On Wednesday from 7am until 7pm MacMillan Cancer Support held a pop-up art installation in Paddington, as part of their ‘Not Alone’ campaign to raise awareness of the loneliness cancer patients feel, and I went along to see what it was all about. Naturally intrigued by art and creativity, but also by what they would do to raise awareness for such a moving and touching subject – most people will know of someone who is/has suffered from cancer.
The ‘Isolation box’, a box with a two-sided mirror so you could see in but not out was positioned in the middle of the busy Paddington concourse. Individuals could go inside the box and listen to a short audio from a cancer patient about loneliness through a headset, whilst the busy commuters were bustling about around the box, looking in to see what was going on. The aim being to evoke the same feelings of loneliness and isolation many cancer patients experience, after diagnosis.
I spoke to one of the lovely team who were manning the box and process at Paddington about the location. She said Paddington was selected for the footfall and to show that life just carries on around you – When someone is diagnosed with cancer, everything else does just carry on.
She also said that the Macmillan Isolation box had been very popular, they had had lots of interest, many going inside to experience the pop-up and listen to the patients’ stories. They had also raised money throughout the event too, which is great.
I took my housemate with me (She’s super passionate about things like this) and we both had a turn in the box. It was so strange, you didn’t know where to look – You don’t just want to stare at your reflection, apparently many look at the floor – and the audio was extremely moving, it almost brought tears to my eyes! It’s hard to hear just how lonely people can get.

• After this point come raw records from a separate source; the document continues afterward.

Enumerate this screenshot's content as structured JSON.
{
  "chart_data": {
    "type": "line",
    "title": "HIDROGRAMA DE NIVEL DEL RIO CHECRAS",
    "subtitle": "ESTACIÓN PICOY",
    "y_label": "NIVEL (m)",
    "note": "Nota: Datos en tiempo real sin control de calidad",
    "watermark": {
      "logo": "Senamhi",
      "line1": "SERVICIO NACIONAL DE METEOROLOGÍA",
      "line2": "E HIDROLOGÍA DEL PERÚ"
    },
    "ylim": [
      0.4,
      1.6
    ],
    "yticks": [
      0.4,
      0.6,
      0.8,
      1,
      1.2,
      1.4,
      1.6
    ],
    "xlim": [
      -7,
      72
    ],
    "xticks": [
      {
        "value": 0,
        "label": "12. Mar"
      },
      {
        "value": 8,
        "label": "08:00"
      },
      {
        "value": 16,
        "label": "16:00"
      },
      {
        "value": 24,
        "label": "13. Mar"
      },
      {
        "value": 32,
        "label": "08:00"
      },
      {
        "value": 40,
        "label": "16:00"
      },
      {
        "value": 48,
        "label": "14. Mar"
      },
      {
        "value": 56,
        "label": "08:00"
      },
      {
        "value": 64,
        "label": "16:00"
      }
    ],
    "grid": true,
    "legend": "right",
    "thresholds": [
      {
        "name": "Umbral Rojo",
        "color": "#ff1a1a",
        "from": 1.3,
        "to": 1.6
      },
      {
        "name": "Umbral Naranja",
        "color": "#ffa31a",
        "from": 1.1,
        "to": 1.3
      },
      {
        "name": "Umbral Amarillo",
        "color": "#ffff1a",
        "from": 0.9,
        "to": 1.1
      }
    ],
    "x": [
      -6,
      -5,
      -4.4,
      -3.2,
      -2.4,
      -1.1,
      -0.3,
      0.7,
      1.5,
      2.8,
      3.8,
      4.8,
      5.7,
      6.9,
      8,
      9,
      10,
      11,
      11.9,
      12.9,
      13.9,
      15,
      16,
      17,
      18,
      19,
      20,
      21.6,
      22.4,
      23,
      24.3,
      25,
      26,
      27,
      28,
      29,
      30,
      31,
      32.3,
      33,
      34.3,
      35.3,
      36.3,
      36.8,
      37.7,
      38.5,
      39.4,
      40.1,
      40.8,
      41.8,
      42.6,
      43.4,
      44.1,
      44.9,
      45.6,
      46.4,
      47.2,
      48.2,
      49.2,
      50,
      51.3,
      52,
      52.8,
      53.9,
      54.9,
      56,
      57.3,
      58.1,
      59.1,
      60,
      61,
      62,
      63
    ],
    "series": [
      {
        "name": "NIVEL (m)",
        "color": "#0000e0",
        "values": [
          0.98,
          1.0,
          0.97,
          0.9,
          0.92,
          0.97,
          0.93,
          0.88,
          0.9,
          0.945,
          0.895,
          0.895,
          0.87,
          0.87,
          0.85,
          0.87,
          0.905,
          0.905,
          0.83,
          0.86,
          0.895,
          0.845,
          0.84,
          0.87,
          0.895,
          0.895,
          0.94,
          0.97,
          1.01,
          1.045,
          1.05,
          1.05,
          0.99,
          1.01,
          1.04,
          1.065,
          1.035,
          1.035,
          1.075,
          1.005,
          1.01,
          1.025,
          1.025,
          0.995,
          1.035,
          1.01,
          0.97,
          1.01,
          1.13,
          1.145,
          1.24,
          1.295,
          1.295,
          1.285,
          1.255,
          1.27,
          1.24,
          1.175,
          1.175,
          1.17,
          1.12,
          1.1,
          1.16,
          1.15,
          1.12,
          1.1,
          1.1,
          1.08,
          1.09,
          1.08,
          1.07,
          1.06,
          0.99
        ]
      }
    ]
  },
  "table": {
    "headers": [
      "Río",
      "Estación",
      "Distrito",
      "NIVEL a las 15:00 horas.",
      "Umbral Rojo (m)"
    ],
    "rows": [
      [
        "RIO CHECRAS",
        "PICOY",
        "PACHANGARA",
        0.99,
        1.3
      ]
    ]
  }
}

This pop-up was launched in line with new research which was carried out my Macmillan Cancer Support on loneliness. They revealed some shocking and upsetting figures:
- An estimated 550,000 people in the UK – 22% of those living with cancer – suffer with loneliness as a result of their cancer
- Research also revealed the devastating impact that loneliness can have on people’s lives, with many forced to skip meals or attend vital appointments alone. At worst this can result in patients refusing treatment altogether.
- Of those who are lonely, almost half (47%) feel this way despite having as much social contact as they want and more than half (56%) are married or have a partner, showing that loneliness can affect even those surrounded by family and loved ones.
Caroline, who was diagnosed with breast cancer in May 2013 and helped launch the ‘Isolation Box’, said: “During the initial shock stage people were there for me, but that tails off quite quickly when people think you’re ‘getting better’. A lot of people don’t like to talk about cancer or ask how you’re doing, because they are scared of saying the wrong thing. But that just made me feel lonelier and like nobody cared or had time for me. Many people just don’t realise how isolating cancer can be. It’s so important to reach out and help make sure no one faces cancer alone.”
This new research and the quote from Caroline really support what Macmillan are doing in raising awareness for such a big aspect of the cancer patient experience. Even having family and friends around you can not be enough, it could be the little things which make all the difference – just asking how everything is going! Fancy a cuppa and a chat? To help the person diagnosed with cancer know they are ‘Not Alone’!
Macmillan have actually launched a new website full of advice and inspiration to help people reach out to someone they know with cancer and how to offer the support they might need – The Source, . Whether that’s going to a hospital appointment with them, offering to cook a hot meal, or helping them access advocacy services.
You can find this here: www.macmillan.org.uk/source.
I really can’t stress enough how much of a fantastic campaign this is, raising awareness for such an important subject. The research is shocking and to bring this to light the pop-up Isolation Box was a fab creative way to demonstrate this in a way the general public would be receptive – people are naturally inquisitive!
I will be supporting Macmillan in any way I can, and I know my housemate will be too!